Cloud computing networks transmit private or confidential information to the server to process, which demands higher security than current systems that use symmetric and public key encryption to maintain network security.
NTT and Mitsubishi Electric have successfully developed a new fine-grained encryption scheme with the most advanced logic as an encryption-decryption mechanism. This scheme, developed using a mathematical approach called the "dual pairing vector spaces," will allow network users to maintain highly confidential information encrypted even in cloud computing environments.
The field of cryptography has recently seen wide use of "bilinear groups" on an elliptic curve, in applications such as ID based encryption, fine-grained encryption and others. By using a direct product of bilinear groups, it is possible to construct "dual pairing vector spaces" with a richer algebraic structure than that of a bilinear group itself. Because of this property, rich cryptographic "trapdoors" can now be realized.
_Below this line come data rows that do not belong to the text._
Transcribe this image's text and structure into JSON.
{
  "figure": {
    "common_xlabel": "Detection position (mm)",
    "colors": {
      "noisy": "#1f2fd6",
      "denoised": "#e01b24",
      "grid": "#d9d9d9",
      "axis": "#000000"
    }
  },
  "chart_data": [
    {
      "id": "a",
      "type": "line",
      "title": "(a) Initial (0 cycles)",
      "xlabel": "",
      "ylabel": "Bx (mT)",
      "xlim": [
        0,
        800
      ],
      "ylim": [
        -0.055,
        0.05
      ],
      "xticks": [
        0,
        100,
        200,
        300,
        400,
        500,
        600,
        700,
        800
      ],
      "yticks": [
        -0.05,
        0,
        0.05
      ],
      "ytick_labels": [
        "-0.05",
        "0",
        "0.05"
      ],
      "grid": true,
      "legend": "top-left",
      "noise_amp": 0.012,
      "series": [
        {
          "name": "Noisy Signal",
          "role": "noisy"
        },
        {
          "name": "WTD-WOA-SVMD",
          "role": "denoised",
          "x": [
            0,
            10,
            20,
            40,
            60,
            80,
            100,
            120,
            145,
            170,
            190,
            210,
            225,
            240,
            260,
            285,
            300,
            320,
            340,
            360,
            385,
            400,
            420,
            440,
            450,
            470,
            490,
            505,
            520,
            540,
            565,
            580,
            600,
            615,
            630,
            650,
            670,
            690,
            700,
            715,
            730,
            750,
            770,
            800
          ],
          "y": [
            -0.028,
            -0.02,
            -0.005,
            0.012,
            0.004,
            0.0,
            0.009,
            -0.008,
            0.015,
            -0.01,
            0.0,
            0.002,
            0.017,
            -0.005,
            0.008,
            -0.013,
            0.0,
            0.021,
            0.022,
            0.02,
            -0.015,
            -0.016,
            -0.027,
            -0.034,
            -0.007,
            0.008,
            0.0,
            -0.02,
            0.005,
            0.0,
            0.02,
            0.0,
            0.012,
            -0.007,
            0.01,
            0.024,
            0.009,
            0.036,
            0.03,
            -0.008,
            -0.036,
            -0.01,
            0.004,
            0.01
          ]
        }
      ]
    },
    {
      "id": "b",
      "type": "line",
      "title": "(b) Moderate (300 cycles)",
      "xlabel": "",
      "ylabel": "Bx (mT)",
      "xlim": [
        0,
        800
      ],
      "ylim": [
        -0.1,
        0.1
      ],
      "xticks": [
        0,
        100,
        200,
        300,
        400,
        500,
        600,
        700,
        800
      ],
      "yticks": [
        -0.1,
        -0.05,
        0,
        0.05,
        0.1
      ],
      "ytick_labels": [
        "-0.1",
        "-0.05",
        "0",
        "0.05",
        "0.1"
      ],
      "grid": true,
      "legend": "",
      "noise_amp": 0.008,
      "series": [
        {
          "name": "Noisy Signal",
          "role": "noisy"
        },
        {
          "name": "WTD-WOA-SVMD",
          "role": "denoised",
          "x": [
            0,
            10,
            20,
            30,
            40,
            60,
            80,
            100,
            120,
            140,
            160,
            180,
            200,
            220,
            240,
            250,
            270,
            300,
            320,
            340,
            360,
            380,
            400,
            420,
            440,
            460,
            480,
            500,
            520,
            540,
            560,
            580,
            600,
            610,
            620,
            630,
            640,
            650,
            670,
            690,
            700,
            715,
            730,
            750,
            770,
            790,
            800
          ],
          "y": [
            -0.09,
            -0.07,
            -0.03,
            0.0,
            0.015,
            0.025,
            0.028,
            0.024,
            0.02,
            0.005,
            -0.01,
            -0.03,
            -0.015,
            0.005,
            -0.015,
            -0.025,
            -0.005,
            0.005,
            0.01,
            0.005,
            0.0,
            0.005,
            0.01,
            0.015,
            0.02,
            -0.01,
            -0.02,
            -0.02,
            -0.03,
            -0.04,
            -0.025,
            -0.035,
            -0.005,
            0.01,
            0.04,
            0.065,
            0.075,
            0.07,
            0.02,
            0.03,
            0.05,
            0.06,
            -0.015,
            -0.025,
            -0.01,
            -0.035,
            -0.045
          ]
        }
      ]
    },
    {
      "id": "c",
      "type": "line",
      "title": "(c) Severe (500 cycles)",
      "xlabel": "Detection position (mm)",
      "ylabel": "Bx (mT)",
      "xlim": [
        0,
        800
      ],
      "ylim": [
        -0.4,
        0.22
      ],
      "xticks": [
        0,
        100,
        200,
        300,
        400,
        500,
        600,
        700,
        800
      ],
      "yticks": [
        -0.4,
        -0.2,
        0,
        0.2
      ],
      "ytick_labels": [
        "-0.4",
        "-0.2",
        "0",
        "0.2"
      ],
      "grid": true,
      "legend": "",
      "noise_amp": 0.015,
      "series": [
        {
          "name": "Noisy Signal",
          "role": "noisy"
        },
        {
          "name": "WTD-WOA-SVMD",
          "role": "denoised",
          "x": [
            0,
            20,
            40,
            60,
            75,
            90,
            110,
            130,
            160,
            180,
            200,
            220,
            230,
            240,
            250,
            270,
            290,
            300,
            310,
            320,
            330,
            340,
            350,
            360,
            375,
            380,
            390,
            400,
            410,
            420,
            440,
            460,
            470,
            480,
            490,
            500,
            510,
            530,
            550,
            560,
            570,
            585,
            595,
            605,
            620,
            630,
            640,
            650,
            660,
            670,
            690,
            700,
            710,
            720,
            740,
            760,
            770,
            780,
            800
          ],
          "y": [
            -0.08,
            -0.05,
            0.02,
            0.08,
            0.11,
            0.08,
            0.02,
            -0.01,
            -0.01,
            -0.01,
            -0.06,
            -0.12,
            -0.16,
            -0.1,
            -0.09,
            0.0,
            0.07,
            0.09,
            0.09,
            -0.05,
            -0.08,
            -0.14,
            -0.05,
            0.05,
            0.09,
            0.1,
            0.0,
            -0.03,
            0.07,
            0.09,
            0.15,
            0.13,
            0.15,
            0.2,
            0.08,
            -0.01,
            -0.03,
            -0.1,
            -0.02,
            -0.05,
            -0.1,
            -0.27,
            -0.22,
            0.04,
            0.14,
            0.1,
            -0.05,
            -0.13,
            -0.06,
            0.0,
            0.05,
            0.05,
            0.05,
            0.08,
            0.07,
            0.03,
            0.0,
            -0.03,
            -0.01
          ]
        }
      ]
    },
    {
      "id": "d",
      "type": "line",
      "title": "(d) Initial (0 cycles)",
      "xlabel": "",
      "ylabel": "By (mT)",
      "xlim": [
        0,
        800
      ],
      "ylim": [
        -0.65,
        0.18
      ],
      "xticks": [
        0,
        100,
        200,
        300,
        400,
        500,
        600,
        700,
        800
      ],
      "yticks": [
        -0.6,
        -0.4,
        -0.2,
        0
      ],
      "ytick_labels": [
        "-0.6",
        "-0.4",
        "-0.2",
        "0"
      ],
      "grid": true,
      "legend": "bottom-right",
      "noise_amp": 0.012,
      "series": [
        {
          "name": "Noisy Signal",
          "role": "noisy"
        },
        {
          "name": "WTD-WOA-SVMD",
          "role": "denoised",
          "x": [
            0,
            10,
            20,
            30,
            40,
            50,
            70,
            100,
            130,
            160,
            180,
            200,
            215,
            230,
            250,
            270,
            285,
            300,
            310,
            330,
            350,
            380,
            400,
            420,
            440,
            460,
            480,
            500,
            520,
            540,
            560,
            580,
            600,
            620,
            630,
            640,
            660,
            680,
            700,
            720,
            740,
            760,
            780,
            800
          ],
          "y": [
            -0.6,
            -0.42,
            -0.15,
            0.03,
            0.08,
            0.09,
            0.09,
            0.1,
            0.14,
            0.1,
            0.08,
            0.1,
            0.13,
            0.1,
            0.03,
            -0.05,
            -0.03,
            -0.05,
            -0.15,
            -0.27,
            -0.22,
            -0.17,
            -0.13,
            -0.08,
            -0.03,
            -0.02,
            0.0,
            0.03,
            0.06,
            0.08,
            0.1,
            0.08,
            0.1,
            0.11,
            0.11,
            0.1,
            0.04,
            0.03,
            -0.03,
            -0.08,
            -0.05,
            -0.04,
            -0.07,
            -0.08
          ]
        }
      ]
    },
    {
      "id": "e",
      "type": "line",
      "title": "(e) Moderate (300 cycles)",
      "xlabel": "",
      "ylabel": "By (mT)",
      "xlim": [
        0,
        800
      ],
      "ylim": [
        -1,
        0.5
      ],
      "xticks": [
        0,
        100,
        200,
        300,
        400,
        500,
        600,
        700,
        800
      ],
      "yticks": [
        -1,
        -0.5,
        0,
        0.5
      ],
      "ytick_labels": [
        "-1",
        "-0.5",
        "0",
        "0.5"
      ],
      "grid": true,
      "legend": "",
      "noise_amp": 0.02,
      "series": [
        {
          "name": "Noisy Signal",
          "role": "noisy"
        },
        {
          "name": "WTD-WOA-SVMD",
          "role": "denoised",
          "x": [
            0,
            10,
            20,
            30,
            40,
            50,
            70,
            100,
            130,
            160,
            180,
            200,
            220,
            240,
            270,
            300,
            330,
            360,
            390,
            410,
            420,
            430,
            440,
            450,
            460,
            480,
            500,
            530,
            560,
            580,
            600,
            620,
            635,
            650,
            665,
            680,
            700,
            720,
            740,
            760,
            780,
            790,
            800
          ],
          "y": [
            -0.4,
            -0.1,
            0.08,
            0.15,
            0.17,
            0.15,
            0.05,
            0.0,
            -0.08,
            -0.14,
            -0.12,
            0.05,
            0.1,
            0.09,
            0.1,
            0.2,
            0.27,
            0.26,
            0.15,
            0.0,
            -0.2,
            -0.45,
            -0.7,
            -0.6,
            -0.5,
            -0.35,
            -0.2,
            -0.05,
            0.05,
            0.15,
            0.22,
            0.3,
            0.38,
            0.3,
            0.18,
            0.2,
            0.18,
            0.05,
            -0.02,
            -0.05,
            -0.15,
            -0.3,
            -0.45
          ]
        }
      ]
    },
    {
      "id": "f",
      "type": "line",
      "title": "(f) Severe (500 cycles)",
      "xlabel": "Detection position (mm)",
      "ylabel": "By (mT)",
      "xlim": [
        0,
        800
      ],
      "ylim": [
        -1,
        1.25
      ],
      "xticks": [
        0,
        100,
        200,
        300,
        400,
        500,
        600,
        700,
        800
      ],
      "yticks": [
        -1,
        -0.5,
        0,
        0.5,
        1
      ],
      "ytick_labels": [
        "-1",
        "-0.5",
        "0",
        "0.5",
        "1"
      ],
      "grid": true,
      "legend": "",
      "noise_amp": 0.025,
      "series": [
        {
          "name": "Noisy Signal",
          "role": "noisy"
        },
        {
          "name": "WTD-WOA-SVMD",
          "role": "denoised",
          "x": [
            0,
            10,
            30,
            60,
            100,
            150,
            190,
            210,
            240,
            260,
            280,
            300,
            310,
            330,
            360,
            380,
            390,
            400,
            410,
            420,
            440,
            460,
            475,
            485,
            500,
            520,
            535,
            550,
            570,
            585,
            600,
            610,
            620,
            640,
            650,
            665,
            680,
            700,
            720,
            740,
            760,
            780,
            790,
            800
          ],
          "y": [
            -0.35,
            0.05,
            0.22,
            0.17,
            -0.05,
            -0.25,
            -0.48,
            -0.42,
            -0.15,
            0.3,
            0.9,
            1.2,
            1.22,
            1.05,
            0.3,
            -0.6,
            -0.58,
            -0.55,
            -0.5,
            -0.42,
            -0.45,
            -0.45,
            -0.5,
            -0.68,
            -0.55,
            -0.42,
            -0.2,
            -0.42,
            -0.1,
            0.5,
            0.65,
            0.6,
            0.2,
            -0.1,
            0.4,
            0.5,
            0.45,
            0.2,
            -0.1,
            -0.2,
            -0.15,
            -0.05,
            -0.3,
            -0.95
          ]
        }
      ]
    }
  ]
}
NTT and Mitsubishi Electric introduced the concept of "Dual pairing vector spaces" in 2009, and today's new encryption scheme has been constructed by using the vector spaces.
The two companies now plan to study how to efficiently implement and utilize this scheme for various applications.
Main features of the new fine-grained encryption scheme
1. Achieving the most general logic
For the past few years, fine-grained encryption has attracted many researchers in the field of cryptography. The new, fine-grained encryption scheme by the two companies achieves the most advanced logic that comprehends those of the existing fine-grained encryption schemes. This logic can be realized by comprising AND, OR, NOT and threshold gates.
One of the most significant achievements is that the NOT gate is now available, allowing cloud computing systems to manage databases easily and flexibly in cases of change in user attributes and other information.
2. Available to a variety of applications
In fine-grained encryption, a variety of parameters are added to the ciphertext and decryption key in the encryption-decryption logic. In this logic, attributes and predicates on them become the parameter of the ciphertext or decryption key. The newly developed encryption scheme is available to a variety of applications because it is capable of being used in either of the following forms: (1) attributes as the parameter of the decryption key, predicates as that of the ciphertext, and (2) attributes as the parameter of the ciphertext, predicates as that of the decryption key.
In case (1), various access conditions will be set in detail for each encrypted data in a cloud computing database, and a user will be able to decrypt and access the data by using the decryption key when the attributes of the decryption key satisfy the pre-set predicates in the ciphertext. Applications include confidential document management systems in firms, as well as personal information database management by public organizations. For confidential document management systems in firms, for example, each document will be set by a predicate that describes the attributes of users allowed to decrypt the encrypted document. The document and its predicate as a set will then be encrypted and placed in a cloud computing database. The encrypted document will only be able to be decrypted and accessed by an employee who has a decryption key associated with some attributes, when the decryption keys attributes satisfy the predicate pre-set in the encrypted document.
Meanwhile, in case (2), data and attributes will be encrypted as a set when it is managed by the cloud computing system, and each user can only decrypt and read the data if the attributes of the encrypted data satisfy the predicate in the decryption key. Applications include content distribution as well as database management in finance or medical fields. In the content distribution, for example, content providers will encrypt contents like animation, films and others with its attributes and place the encrypted contents in a cloud computing database. The audience will then view the contents by decrypting it using the decryption key when the contents' attributes satisfy the decryption keys predicates.